Мануил Витумит, обиженный упорством благородного Танкреда, выехал из Антиохии утром следующего дня. Стратопедарх Востока,
– Как жаль, сиятельный Мануил, что мы с тобой так и не увидим Иерусалим.
– Это еще почему? – скосил на него глаза Витумит.
– Я жду печальное известие.
– Когда? – выдохнул стратопедарх.
– Ближе к вечеру. Надеюсь, он промучается недолго.
Провидческий дар не подвел протовестиария Михаила, не успело еще солнце скрыться за горизонт, как в гавань прискакал на взмыленном коне светлейший Никодим.

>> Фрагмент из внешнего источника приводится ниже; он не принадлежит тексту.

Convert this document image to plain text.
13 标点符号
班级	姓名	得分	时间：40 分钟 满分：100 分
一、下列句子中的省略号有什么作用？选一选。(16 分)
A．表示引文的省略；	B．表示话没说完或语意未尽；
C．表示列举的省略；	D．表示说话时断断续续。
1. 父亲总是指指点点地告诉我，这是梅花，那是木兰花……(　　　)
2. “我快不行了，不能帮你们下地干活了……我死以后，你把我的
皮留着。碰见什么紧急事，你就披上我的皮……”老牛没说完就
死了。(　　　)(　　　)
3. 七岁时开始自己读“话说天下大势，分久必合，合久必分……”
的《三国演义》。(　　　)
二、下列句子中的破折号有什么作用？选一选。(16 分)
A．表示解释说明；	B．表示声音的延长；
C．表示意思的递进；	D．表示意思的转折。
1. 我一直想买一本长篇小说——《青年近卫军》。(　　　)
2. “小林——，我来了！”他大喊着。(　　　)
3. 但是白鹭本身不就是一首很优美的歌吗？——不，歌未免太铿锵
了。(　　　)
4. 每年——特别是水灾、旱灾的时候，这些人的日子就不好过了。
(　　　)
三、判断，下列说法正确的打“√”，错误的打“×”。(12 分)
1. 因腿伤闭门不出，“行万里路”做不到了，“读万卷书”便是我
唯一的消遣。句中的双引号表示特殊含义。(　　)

Вид у нотария был скорее счастливый, чем печальный.
– Свершилось, – произнес он пересохшими губами. – Благородный Танкред скончался сразу после полудня.

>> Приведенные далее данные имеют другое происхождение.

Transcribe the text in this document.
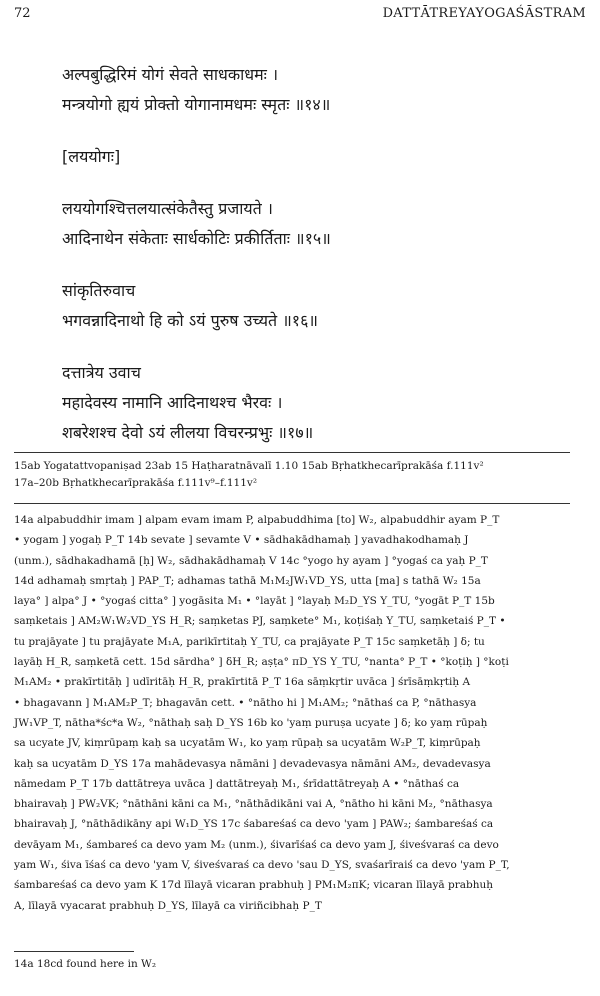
72	DATTĀTREYAYOGAŚĀSTRAM
अल्पबुद्धिरिमं योगं सेवते साधकाधमः ।
मन्त्रयोगो ह्ययं प्रोक्तो योगानामधमः स्मृतः ॥१४॥
[लययोगः]
लययोगश्चित्तलयात्संकेतैस्तु प्रजायते ।
आदिनाथेन संकेताः सार्धकोटिः प्रकीर्तिताः ॥१५॥
सांकृतिरुवाच
भगवन्नादिनाथो हि को ऽयं पुरुष उच्यते ॥१६॥
दत्तात्रेय उवाच
महादेवस्य नामानि आदिनाथश्च भैरवः ।
शबरेशश्च देवो ऽयं लीलया विचरन्प्रभुः ॥१७॥
15ab Yogatattvopaniṣad 23ab 15 Haṭharatnāvalī 1.10 15ab Bṛhatkhecarīprakāśa f.111v²
17a–20b Bṛhatkhecarīprakāśa f.111v⁹–f.111v²
14a alpabuddhir imam ] alpam evam imam P, alpabuddhima [to] W₂, alpabuddhir ayam P_T
• yogam ] yogaḥ P_T 14b sevate ] sevamte V • sādhakādhamaḥ ] yavadhakodhamaḥ J
(unm.), sādhakadhamā [ḥ] W₂, sādhakādhamaḥ V 14c °yogo hy ayam ] °yogaś ca yaḥ P_T
14d adhamaḥ smṛtaḥ ] PAP_T; adhamas tathā M₁M₂JW₁VD_YS, utta [ma] s tathā W₂ 15a
laya° ] alpa° J • °yogaś citta° ] yogāsita M₁ • °layāt ] °layaḥ M₂D_YS Y_TU, °yogāt P_T 15b
saṃketais ] AM₂W₁W₂VD_YS H_R; saṃketas PJ, saṃkete° M₁, koṭiśaḥ Y_TU, saṃketaiś P_T •
tu prajāyate ] tu prajāyate M₁A, parikīrtitaḥ Y_TU, ca prajāyate P_T 15c saṃketāḥ ] δ; tu
layāḥ H_R, saṃketā cett. 15d sārdha° ] δH_R; aṣṭa° πD_YS Y_TU, °nanta° P_T • °koṭiḥ ] °koṭi
M₁AM₂ • prakīrtitāḥ ] udīritāḥ H_R, prakīrtitā P_T 16a sāṃkṛtir uvāca ] śrīsāṃkṛtiḥ A
• bhagavann ] M₁AM₂P_T; bhagavān cett. • °nātho hi ] M₁AM₂; °nāthaś ca P, °nāthasya
JW₁VP_T, nātha*śc*a W₂, °nāthaḥ saḥ D_YS 16b ko 'yaṃ puruṣa ucyate ] δ; ko yaṃ rūpaḥ
sa ucyate JV, kiṃrūpaṃ kaḥ sa ucyatām W₁, ko yaṃ rūpaḥ sa ucyatām W₂P_T, kiṃrūpaḥ
kaḥ sa ucyatām D_YS 17a mahādevasya nāmāni ] devadevasya nāmāni AM₂, devadevasya
nāmedam P_T 17b dattātreya uvāca ] dattātreyaḥ M₁, śrīdattātreyaḥ A • °nāthaś ca
bhairavaḥ ] PW₂VK; °nāthāni kāni ca M₁, °nāthādikāni vai A, °nātho hi kāni M₂, °nāthasya
bhairavaḥ J, °nāthādikāny api W₁D_YS 17c śabareśaś ca devo 'yam ] PAW₂; śambareśaś ca
devāyam M₁, śambareś ca devo yam M₂ (unm.), śivarīśaś ca devo yam J, śiveśvaraś ca devo
yam W₁, śiva īśaś ca devo 'yam V, śiveśvaraś ca devo 'sau D_YS, svaśarīraiś ca devo 'yam P_T,
śambareśaś ca devo yam K 17d līlayā vicaran prabhuḥ ] PM₁M₂πK; vicaran līlayā prabhuḥ
A, līlayā vyacarat prabhuḥ D_YS, līlayā ca viriñcibhaḥ P_T
14a 18cd found here in W₂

– Да простит нам Господь наши прегрешения, – вскинул руки к небу Михаил. – Ибо грешим мы не из корысти, а исключительно ради блага империи, басилевса и всего христианского люда.

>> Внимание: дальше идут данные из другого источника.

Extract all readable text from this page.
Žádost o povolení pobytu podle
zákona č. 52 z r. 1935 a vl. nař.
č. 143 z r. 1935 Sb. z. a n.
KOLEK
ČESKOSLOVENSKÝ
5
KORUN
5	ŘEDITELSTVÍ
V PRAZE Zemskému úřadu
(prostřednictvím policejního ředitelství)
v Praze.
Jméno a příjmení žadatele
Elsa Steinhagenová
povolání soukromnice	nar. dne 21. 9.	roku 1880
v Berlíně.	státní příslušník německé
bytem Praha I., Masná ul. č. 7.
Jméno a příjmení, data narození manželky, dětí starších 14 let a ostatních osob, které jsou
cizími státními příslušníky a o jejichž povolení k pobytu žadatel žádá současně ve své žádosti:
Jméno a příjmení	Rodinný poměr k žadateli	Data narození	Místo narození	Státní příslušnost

– Да простит, – поддержал Витумит просьбу протовестиария и, обернувшись к кормчему, добавил: – В Константинополь, друг мой. И пусть удача не отвернется от нас на море, как не отвернулась она от нас на суше.
Глава 8 Мятеж в Триполи.
Благородный Бертран был потрясен смертью графа Антиохийского до такой степени, что потерял аппетит. Ходили упорные слухи, что Танкреда отравили, но никаких признаков яда обнаружено не было. Граф занемог с утра, у него начался жар, потом открылось обильное кровотечение из носа, которое не удалось остановить, несмотря на все ухищрения лекарей. Тем не менее, у благородного Танкреда хватило сил, чтобы отдать последние в своей жизни распоряжения. Графство он завещал старшему сыну благородного Болдуина Тарентского, ребенку шести лет от роду, а свою жену Сесилию передал из рук в руки благородному Понсу Тулузскому, взяв с него клятву, не бросать несчастную вдову ни в радости, ни в горести. Но если второй пункт завещания Танкреда покоробил только святош, то первый оспорили сразу же после того, как граф смежил веки. В Антиохии объявился еще один наследник, Рожер Анжерский, на сторону которого тут же встали почти все бароны и большинство рыцарей. Против Рожера высказались только Глеб де Руси и юный Гуго де Сабаль, коего на совет пригласили для проформы. Но если барону де Руси этот демарш сошел с рук, то благородный Гуго был лишен почти всех владений, дарованных ему Танкредом. Отобранные у юнца земли были поделены между французскими шевалье, которые тут же поспешили принести оммаж новому графу. Барон де Сабаль громогласно пообещал отомстить Рожеру, но на слова тринадцатилетнего мальчишки никто, к счастью, не обратил внимание. Сейчас этот новый герой Святой Земли сидел за столом благородного Бертрана и уплетал за обе щеки баранину, приготовленную искусными трипольскими поварами. Благородный Понс в пику Рожеру Анжерскому взял барона де Сабаля в оруженосцы, но этот демарш по большому счету оценила только благородная Сесилия.
– Его отравили, – сказал Понс, глядя на отца наивными глазами. – И сделали это либо византийцы, либо сам Рожер Анжерский.
– Помолчи, – коротко бросил ему Бертран.
Косвенно слова Понса подтверждало удивившее многих решение Танкреда передать свою вдову под опеку Тулузского дома. Видимо, умирающий граф догадывался, что Сесилии грозит в Антиохии серьезная опасность, а потому и приказал своему бывшему оруженосцу, увезти ее как можно дальше от змеиного гнезда. Понс влюблен в Сесилию, это знали все, включая Танкреда и самого Бертрана. А потому на него в данной ситуации можно было положиться как на каменную стену.